Science & Tech
Evan Bartlett
Feb 09, 2015
Twitter has released its biannual transparency report, revealing the increasing rate at which governments are requesting user information and for content to be removed.
The social media company, used by 288 million people per month, reported an 84 per cent increase in government requests to remove content from the site in the second half of last year.
Turkey made by far the most requests to remove content, 477, of which Twitter complied with 50 per cent.
Russia made the second most removal requests with 91 (13 per cent compliance) and Germany the third most with 43 requests (37 per cent compliance).
The company reported that most of the requests across the globe were for content that is deemed illegal in their respective jurisdictions.
These reports shine a light on government requests for customers’ information.

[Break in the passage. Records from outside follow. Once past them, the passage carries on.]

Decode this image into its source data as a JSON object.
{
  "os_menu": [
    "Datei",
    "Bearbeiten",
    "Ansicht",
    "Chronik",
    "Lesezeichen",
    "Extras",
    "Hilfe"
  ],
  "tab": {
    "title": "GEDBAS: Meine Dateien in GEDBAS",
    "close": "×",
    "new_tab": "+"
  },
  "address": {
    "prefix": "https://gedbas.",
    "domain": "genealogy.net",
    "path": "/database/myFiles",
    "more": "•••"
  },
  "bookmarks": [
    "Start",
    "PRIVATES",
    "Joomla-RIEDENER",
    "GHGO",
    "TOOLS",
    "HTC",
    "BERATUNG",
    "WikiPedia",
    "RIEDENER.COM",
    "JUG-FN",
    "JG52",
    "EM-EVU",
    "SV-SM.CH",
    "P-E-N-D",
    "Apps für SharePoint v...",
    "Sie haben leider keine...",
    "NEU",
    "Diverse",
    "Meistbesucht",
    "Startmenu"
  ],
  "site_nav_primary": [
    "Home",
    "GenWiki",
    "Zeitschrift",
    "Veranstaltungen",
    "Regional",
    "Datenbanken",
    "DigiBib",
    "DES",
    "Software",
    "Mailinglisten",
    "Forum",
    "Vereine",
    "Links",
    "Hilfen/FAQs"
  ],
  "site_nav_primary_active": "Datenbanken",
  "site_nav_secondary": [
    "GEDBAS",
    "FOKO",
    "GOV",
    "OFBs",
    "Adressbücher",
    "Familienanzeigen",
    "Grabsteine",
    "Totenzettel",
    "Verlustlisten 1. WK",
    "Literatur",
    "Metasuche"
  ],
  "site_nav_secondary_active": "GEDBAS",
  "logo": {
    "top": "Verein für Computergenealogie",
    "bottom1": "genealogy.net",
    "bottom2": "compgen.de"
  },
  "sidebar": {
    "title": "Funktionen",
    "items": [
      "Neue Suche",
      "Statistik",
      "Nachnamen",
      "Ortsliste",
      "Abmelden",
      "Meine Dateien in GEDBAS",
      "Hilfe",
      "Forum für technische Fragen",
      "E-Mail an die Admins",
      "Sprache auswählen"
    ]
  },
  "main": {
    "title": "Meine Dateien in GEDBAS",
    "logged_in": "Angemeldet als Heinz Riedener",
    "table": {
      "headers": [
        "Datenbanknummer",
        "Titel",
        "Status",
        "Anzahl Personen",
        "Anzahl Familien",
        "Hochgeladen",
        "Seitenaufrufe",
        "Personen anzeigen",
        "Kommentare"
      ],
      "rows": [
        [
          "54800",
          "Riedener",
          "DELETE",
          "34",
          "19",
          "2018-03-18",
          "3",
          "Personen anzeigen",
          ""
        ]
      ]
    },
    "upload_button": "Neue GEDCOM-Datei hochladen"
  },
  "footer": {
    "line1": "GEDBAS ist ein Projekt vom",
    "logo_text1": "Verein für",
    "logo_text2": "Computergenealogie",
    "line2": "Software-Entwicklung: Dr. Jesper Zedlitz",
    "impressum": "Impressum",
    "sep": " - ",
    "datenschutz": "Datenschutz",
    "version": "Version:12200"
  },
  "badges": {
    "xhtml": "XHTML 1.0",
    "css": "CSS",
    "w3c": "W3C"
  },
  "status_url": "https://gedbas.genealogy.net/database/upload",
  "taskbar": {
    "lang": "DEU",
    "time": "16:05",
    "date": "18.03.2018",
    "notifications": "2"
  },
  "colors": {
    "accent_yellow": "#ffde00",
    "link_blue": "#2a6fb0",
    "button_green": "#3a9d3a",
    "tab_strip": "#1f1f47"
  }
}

Providing this insight is simply the right thing to do, especially in an age of increasing concerns about government surveillance.
- Twitter's senior manager of global legal policy, Jeremy Kessel
The report also revealed that the US government made nearly 50 per cent of all requests for user data (3,229 of 7,144) in the period from July to December in 2014 and that the company's compliance rate was 80 per cent.
Data requests from Turkey increased greatly over the six months to 496, making it the third placed country on the list behind India with 1,938. Twitter said it complied with none of Turkey's requests but 22 per cent of India's.
Meanwhile, the British government made 116 requests for information on 371 users, of which 34 per cent were given. It also made 22 requests for content removal, although none of those were granted.